We felt that it was important that our ‘allies’ in senior leadership support Black communities through mentoring, sponsoring, and coaching through CV building, mock interviews, set career goals and support them in achieving them. The success of this bootcamp has led to its second cohort this year, with females from the Manchester benefitting from support from new KPMG mentors. Black women account for less than 1% of people working in technology and are significantly underrepresented in the industry. Therefore, I am dedicated to contributing towards alleviating these types of disparities and seeing tangible progress and lives positively impacted.
Following the murder of George Floyd, I was inspired to make change amongst Black communities. I had the privilege of working for one of the Big 4 Professional Services firms, giving me access to invaluable knowledge, resources and experiences, and it was vital for me to use this to support the communities I belong to.
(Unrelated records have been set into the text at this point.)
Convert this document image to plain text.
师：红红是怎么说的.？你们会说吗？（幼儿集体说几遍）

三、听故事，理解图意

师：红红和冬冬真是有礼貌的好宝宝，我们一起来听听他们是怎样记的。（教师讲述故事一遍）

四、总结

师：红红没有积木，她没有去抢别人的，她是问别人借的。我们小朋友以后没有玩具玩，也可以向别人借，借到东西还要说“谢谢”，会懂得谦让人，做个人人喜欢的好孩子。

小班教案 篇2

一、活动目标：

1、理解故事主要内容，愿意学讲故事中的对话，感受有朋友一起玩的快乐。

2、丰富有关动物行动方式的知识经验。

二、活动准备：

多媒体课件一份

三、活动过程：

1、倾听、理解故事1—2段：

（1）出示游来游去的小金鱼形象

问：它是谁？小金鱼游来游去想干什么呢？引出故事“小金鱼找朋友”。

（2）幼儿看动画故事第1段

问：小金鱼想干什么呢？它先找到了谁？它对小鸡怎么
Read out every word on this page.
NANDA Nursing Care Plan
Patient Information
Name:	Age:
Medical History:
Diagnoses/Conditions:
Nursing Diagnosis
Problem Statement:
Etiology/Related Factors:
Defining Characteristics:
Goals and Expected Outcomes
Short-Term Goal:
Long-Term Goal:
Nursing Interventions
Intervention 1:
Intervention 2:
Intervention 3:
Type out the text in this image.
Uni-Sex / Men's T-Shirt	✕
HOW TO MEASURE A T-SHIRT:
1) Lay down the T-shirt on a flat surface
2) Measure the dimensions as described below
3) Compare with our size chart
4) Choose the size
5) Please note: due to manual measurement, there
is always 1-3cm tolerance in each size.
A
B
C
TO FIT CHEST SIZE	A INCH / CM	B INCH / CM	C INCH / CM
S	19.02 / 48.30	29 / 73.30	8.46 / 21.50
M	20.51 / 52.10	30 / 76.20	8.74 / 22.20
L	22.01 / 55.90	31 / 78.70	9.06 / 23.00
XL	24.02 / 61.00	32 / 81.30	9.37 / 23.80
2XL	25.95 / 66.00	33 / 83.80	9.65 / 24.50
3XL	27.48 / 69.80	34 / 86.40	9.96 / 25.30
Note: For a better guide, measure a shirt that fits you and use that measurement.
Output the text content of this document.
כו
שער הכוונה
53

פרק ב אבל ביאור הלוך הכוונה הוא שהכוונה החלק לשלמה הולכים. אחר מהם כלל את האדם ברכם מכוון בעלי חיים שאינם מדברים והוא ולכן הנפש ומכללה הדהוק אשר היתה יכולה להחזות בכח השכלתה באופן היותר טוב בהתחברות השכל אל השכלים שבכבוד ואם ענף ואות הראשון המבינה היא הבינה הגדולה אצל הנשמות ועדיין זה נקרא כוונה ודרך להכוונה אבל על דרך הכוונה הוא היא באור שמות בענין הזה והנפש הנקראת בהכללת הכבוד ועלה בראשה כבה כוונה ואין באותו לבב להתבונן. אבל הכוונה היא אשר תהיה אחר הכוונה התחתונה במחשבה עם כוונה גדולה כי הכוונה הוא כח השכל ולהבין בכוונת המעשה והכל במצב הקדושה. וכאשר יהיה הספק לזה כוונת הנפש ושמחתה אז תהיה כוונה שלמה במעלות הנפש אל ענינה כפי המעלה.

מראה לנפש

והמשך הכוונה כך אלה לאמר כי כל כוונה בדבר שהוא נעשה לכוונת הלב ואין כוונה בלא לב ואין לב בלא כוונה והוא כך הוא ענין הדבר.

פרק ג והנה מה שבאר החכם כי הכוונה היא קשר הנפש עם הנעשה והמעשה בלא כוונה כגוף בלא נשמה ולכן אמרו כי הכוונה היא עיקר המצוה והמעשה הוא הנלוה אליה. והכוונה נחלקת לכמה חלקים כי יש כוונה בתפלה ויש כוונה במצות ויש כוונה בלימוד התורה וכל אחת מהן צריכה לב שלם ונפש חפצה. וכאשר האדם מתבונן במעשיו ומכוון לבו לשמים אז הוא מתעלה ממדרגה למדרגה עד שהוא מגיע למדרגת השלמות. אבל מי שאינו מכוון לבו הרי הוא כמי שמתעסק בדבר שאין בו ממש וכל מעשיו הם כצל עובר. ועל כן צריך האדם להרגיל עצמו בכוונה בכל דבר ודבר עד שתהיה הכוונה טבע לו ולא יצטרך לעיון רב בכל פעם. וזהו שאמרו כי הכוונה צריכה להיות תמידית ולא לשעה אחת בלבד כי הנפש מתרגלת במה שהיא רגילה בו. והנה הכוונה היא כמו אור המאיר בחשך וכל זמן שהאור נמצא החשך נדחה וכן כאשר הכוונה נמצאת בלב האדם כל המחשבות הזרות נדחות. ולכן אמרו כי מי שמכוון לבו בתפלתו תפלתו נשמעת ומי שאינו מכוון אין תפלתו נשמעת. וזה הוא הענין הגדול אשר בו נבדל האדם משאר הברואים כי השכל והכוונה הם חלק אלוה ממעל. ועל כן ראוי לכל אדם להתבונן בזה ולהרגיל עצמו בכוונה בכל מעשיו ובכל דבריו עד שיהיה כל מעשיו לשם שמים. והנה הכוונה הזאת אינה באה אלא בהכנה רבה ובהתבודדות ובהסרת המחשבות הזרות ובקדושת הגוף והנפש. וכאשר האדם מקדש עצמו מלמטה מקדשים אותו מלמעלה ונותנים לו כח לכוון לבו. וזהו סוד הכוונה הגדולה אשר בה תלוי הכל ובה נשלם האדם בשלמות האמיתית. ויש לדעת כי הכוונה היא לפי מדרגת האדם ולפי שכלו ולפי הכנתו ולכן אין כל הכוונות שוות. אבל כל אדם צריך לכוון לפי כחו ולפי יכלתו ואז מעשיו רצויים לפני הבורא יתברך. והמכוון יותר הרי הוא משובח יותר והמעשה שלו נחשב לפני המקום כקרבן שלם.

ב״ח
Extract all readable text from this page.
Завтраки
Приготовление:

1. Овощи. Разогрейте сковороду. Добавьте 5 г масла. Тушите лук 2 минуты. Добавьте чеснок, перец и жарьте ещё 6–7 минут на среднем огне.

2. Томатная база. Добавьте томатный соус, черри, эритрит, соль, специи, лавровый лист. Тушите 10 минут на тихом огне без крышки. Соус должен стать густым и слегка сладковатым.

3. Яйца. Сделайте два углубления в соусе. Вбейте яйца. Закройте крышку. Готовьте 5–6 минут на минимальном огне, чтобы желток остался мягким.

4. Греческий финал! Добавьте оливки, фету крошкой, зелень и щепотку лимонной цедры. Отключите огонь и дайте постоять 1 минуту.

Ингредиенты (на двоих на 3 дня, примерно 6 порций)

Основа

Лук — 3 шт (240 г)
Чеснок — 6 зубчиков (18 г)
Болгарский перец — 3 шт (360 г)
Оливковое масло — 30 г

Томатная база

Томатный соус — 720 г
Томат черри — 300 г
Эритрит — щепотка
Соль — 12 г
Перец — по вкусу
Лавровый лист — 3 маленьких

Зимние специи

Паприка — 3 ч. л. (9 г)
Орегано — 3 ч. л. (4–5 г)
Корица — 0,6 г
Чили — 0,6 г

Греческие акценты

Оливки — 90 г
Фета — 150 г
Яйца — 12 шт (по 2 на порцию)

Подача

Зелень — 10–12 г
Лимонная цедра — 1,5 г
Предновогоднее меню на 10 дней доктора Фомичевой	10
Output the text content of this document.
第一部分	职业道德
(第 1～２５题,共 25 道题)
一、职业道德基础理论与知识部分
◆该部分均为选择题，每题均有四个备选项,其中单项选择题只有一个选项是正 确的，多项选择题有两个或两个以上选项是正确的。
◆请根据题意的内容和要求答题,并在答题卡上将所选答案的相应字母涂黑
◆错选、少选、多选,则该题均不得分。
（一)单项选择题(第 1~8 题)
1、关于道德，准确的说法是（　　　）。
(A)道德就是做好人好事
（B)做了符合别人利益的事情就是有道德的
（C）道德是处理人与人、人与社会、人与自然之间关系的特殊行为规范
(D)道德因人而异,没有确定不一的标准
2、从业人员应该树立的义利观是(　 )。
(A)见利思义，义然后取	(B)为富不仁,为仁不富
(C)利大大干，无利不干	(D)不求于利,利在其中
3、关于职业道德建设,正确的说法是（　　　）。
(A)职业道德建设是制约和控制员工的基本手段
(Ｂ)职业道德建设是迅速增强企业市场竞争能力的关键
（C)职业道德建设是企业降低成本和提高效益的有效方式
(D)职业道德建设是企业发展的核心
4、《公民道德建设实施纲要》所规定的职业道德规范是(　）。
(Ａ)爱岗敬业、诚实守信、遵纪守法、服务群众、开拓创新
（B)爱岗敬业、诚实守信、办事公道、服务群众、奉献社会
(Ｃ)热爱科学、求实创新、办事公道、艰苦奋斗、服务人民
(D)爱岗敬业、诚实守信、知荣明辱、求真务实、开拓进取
As a Black woman, I understand the disparities in education and employment, including the lack of support in funding, career progression, mentoring and coaching. In what feels like a short space of time (16 months), I engaged with 19 charities to understand the issues and disparities they face as Black organisations, which have been amplified further by the pandemic. Through our charity partnerships, we have helped over 1175 beneficiaries through fundraising and volunteering activities to support scholarships, mentoring programmes, skills workshops and more.
I am currently studying a PhD at the University of Bath exploring how technology changes work and impacts employees in the digital age. I endeavour to pair my studies with planning and delivering charitable initiatives to close the skills gap and support underrepresented groups into employment and education.
I look forward to sharing my experiences with you on both the One Young World Bath Caucus and Manchester Summit.